I have outlined the anti-union arguments and some of the associated problems in an article for The Nation. And a few days later, Politico’s Brian Mahoney reported ($) from ALEC’s winter meeting that “specifically the groups are looking at counties in Washington, Montana, Wisconsin, Ohio, Pennsylvania and — perhaps most aggressively — Kentucky.”
Well the ball just dropped. Yesterday, a county in southwestern Kentucky, approximately halfway between Louisville and Paducah, voted for preliminary approval of a county-level right-to-work ordinance.
The vote, reported by Katie Brandenburg of the Bowling Green Daily News, appeared to come out of nowhere. It was listed on the agenda as “an Ordinance Relating to the Promotion of Economic Development and Commerce,” and one of the magistrates stated that he only found out about the ordinance on the morning of the vote.

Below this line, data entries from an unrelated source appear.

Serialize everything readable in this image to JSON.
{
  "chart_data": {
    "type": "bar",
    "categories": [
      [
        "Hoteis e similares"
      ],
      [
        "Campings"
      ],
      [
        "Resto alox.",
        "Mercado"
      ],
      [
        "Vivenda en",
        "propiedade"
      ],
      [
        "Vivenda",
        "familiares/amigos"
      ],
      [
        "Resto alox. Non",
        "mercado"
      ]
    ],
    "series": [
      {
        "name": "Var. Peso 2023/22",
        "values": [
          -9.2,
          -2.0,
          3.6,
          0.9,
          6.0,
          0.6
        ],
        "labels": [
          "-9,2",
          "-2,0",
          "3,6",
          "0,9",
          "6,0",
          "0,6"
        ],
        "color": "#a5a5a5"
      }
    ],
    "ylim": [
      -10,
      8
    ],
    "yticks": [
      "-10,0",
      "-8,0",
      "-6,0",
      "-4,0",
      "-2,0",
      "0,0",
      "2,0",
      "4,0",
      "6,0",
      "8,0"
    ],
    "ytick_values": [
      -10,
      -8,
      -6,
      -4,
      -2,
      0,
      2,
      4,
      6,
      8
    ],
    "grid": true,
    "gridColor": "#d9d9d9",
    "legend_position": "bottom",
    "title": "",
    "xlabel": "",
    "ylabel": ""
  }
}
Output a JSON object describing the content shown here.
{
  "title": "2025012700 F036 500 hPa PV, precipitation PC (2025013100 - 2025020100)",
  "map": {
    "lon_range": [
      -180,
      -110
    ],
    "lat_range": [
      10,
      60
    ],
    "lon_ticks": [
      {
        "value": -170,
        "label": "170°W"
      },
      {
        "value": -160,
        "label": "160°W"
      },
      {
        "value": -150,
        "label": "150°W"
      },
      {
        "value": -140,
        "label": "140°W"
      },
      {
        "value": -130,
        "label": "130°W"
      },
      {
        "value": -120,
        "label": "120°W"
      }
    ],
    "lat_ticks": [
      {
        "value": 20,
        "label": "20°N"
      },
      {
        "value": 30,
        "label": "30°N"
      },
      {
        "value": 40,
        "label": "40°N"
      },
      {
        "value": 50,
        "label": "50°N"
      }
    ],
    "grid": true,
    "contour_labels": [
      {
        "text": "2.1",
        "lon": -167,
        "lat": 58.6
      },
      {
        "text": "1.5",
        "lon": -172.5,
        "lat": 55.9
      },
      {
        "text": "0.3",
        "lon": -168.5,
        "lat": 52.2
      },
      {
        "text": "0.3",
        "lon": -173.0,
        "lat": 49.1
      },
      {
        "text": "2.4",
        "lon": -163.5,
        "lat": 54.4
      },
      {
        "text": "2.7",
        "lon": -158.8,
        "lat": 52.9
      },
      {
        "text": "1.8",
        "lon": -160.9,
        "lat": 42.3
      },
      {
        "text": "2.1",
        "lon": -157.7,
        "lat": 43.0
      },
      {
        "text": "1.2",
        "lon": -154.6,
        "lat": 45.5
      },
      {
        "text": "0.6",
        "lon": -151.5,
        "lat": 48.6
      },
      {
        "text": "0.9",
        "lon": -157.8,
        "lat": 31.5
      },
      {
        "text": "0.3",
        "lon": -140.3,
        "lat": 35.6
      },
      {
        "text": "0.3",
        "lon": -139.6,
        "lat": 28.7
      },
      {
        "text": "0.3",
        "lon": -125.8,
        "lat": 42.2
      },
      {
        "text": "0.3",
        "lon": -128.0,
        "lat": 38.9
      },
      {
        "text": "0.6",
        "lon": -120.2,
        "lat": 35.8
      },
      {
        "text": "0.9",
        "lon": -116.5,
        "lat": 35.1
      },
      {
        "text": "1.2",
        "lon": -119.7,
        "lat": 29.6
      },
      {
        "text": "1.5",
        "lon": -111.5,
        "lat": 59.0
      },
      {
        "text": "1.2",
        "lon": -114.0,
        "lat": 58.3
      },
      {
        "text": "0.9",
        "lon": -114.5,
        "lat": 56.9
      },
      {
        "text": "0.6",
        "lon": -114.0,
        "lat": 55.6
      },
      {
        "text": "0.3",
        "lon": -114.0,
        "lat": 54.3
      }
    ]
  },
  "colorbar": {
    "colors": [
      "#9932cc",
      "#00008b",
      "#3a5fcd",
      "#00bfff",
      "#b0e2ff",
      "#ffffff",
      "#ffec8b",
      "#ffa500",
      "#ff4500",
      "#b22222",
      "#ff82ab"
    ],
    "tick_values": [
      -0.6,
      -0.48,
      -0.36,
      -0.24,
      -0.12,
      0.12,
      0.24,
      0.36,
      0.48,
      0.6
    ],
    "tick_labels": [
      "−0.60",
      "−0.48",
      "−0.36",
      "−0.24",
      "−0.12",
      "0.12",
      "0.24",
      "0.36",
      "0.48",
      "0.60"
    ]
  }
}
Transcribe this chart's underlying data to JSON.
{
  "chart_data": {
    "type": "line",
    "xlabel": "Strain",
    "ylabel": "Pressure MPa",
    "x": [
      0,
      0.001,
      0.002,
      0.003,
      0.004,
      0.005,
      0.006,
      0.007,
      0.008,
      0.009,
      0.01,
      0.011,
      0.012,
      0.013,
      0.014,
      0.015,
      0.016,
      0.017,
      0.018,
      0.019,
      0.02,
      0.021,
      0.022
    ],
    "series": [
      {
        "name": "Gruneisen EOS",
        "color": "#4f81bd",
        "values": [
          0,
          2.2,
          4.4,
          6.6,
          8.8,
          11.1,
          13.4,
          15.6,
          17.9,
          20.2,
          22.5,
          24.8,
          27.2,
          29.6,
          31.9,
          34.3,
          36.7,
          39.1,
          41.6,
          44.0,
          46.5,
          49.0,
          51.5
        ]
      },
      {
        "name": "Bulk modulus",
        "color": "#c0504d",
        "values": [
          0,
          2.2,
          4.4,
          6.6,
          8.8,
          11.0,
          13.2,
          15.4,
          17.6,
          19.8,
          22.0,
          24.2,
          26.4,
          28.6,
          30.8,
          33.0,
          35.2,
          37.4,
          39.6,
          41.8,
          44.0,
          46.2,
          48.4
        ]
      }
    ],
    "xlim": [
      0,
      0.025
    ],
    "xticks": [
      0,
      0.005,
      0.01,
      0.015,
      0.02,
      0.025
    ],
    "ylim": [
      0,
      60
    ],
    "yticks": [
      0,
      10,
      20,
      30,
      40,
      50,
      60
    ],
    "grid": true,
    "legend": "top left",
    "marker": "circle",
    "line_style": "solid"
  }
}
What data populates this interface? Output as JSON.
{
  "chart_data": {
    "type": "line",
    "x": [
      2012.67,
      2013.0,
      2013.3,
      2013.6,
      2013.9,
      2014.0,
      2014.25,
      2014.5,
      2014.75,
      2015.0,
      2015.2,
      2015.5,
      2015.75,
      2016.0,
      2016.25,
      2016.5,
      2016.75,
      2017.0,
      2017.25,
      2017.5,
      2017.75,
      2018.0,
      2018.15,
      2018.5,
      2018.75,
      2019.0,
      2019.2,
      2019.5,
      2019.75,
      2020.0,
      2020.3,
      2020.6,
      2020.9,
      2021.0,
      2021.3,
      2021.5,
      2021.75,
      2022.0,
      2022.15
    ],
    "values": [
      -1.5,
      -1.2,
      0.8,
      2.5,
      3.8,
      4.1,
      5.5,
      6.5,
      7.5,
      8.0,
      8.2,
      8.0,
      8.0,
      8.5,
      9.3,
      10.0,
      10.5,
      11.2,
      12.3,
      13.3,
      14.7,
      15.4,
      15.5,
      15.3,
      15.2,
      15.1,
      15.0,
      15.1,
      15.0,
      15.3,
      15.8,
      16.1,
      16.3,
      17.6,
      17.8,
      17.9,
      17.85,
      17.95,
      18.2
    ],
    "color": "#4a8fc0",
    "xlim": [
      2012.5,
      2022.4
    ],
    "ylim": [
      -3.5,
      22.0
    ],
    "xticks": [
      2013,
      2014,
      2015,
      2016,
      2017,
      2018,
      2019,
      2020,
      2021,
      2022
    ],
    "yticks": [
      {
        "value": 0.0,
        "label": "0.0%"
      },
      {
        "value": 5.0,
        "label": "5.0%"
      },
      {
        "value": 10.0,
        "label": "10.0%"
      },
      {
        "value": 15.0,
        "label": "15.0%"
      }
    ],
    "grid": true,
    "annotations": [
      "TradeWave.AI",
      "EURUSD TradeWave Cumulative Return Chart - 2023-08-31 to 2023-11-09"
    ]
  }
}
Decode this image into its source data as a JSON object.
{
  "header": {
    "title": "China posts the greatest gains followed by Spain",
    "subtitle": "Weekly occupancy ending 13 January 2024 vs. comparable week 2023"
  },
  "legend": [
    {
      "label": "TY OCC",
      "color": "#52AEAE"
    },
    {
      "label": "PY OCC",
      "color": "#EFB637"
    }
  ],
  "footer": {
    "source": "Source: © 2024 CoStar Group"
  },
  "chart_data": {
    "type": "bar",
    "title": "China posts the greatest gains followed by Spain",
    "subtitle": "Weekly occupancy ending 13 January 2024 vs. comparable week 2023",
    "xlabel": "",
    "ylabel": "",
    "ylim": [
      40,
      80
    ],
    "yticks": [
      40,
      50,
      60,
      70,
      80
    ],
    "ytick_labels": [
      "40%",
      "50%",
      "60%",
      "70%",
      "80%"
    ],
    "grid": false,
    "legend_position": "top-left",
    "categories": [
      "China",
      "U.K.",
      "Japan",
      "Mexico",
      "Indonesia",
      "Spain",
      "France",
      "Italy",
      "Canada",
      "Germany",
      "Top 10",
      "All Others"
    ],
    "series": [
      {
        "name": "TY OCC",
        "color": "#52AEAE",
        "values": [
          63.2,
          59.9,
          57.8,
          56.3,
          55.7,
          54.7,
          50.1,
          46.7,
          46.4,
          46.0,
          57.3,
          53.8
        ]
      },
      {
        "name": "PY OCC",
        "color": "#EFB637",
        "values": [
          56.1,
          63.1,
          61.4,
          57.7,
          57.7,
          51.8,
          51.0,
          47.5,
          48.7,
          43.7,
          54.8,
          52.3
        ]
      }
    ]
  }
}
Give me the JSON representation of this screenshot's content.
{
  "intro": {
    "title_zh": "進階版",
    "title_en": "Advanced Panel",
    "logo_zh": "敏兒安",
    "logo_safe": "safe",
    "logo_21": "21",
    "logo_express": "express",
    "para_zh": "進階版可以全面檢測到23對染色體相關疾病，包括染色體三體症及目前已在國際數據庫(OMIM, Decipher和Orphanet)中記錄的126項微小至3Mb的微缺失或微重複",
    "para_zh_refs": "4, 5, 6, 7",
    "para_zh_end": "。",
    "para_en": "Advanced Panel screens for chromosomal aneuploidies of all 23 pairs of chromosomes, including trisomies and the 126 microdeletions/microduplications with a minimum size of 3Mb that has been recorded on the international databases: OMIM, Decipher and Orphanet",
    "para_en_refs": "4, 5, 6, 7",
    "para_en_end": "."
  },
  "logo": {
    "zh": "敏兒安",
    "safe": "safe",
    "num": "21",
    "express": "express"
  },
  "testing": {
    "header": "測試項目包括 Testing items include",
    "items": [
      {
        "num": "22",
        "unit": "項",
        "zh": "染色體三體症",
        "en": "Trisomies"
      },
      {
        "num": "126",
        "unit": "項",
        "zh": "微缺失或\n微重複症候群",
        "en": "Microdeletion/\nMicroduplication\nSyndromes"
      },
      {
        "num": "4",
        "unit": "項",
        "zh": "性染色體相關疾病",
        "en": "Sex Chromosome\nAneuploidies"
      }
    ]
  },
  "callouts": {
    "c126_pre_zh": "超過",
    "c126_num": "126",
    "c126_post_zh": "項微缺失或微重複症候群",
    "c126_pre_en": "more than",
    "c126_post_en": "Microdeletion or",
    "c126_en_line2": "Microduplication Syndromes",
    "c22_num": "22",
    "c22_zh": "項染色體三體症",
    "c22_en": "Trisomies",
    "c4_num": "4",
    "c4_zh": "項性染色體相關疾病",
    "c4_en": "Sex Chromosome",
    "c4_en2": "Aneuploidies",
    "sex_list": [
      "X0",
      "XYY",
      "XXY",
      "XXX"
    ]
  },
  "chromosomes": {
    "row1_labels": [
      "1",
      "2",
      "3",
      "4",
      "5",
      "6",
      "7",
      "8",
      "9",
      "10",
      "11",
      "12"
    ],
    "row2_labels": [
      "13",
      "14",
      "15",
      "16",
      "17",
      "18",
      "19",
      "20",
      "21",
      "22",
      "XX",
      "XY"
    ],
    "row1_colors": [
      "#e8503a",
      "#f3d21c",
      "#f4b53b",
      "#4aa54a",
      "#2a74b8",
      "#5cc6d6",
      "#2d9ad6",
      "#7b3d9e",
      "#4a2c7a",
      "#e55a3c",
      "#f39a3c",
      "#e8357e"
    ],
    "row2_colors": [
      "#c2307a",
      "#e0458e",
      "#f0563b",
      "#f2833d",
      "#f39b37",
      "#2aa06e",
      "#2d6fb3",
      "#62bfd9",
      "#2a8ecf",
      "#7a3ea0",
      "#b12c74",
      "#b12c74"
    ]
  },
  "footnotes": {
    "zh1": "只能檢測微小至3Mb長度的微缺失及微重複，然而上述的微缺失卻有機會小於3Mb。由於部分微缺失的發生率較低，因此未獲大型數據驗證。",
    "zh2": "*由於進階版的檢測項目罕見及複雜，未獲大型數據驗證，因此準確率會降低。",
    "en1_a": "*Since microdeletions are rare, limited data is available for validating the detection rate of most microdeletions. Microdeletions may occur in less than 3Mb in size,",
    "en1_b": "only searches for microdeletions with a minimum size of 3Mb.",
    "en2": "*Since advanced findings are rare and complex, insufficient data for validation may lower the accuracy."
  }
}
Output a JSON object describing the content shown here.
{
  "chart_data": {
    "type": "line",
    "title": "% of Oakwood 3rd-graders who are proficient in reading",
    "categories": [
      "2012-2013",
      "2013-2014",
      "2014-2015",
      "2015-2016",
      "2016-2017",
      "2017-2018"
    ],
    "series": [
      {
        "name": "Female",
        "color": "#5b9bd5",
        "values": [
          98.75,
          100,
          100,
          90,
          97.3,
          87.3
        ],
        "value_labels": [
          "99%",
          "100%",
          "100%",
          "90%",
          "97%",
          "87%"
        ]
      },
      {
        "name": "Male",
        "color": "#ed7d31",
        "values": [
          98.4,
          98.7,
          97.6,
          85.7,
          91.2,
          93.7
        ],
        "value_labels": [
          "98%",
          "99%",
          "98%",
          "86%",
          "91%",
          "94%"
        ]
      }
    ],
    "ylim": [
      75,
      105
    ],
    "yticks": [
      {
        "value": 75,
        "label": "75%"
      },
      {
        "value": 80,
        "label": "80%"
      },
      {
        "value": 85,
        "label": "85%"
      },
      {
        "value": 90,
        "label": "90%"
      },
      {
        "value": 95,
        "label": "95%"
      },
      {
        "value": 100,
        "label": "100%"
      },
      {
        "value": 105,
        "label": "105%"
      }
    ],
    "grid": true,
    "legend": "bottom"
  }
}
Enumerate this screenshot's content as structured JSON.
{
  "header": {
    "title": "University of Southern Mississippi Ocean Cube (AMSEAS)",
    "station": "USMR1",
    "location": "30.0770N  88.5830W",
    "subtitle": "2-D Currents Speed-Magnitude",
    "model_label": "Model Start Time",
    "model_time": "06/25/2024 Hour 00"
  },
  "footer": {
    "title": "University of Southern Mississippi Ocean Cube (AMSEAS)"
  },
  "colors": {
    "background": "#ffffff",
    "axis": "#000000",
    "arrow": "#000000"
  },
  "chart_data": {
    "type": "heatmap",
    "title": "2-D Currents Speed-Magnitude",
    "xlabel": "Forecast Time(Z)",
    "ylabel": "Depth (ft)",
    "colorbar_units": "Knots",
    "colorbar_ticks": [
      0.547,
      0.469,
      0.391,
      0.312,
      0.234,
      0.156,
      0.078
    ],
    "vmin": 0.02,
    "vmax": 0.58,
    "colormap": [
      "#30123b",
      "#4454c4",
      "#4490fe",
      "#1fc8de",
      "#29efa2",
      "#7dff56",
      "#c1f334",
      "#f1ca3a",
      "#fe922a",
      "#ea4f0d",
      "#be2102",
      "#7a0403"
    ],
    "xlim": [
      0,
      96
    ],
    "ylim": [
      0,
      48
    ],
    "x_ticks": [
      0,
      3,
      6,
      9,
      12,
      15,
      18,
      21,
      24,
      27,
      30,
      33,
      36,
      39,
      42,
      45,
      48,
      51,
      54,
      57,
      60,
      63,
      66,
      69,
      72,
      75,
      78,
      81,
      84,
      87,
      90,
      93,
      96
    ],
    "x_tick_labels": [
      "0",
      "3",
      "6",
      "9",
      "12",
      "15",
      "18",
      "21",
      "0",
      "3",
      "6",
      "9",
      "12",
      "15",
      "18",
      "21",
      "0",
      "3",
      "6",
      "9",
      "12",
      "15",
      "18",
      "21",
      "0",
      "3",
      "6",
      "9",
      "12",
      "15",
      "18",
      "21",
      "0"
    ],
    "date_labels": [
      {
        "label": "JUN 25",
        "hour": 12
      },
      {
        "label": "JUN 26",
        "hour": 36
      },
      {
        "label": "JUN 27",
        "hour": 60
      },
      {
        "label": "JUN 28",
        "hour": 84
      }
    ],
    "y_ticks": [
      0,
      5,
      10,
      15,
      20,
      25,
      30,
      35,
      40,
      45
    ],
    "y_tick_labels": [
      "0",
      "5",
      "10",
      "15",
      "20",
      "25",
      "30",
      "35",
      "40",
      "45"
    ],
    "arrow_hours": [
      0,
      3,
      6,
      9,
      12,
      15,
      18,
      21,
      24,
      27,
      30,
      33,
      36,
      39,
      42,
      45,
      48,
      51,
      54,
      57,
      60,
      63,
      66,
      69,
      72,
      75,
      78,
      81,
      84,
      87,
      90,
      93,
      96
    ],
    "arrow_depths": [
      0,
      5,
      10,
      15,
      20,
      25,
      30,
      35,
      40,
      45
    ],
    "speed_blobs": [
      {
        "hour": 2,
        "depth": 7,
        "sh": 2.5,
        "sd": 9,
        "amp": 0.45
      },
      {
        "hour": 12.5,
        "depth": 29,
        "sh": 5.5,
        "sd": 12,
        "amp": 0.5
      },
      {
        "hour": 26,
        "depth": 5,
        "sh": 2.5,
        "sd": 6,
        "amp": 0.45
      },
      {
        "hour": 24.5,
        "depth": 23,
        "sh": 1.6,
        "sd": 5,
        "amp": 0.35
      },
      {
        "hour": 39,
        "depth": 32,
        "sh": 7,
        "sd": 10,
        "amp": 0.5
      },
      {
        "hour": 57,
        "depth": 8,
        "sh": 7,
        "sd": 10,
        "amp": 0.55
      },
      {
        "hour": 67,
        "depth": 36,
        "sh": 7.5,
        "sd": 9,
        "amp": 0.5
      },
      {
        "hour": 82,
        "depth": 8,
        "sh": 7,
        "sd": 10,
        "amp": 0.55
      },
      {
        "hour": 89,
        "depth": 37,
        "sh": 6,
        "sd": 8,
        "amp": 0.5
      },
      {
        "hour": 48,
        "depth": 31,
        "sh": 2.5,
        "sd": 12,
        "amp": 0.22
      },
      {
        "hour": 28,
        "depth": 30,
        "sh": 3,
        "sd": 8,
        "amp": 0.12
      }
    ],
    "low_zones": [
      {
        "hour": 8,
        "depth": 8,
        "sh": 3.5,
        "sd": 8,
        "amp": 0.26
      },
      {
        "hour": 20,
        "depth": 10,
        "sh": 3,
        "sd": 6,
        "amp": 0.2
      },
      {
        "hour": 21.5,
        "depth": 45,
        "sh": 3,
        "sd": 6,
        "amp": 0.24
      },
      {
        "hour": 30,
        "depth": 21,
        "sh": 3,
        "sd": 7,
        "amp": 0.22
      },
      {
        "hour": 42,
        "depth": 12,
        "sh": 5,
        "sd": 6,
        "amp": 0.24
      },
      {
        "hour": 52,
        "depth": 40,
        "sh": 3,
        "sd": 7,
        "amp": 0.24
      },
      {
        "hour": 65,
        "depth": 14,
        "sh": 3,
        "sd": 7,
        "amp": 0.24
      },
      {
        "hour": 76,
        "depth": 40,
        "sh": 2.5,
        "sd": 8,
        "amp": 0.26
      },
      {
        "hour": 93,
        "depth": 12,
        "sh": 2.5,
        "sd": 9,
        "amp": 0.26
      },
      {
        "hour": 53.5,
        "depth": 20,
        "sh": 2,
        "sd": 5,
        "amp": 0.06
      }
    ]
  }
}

If Warren County, Kentucky, takes the final step to passing its local right to work ordinance next week, it will represent the beginning of a long fight over the legality of such local laws. Promoters of the effort argue that although federal labor law generally preempts any local ordinances, Section 14(b) of the Taft-Hartley Act, which permits right-to-work laws in “any state or territory,” is ambiguous as to whether it applies to cities and counties. They argue that counties are subdivisions of the state, and home rule cities have been delegated authority by the state, so these entities should be included under the term “state.”
While I think the anti-union argument is wrong, this has all the earmarks of an eventual Supreme Court case in the making. And this week has already shown that the Court is capable of some truly anti-labor decisions.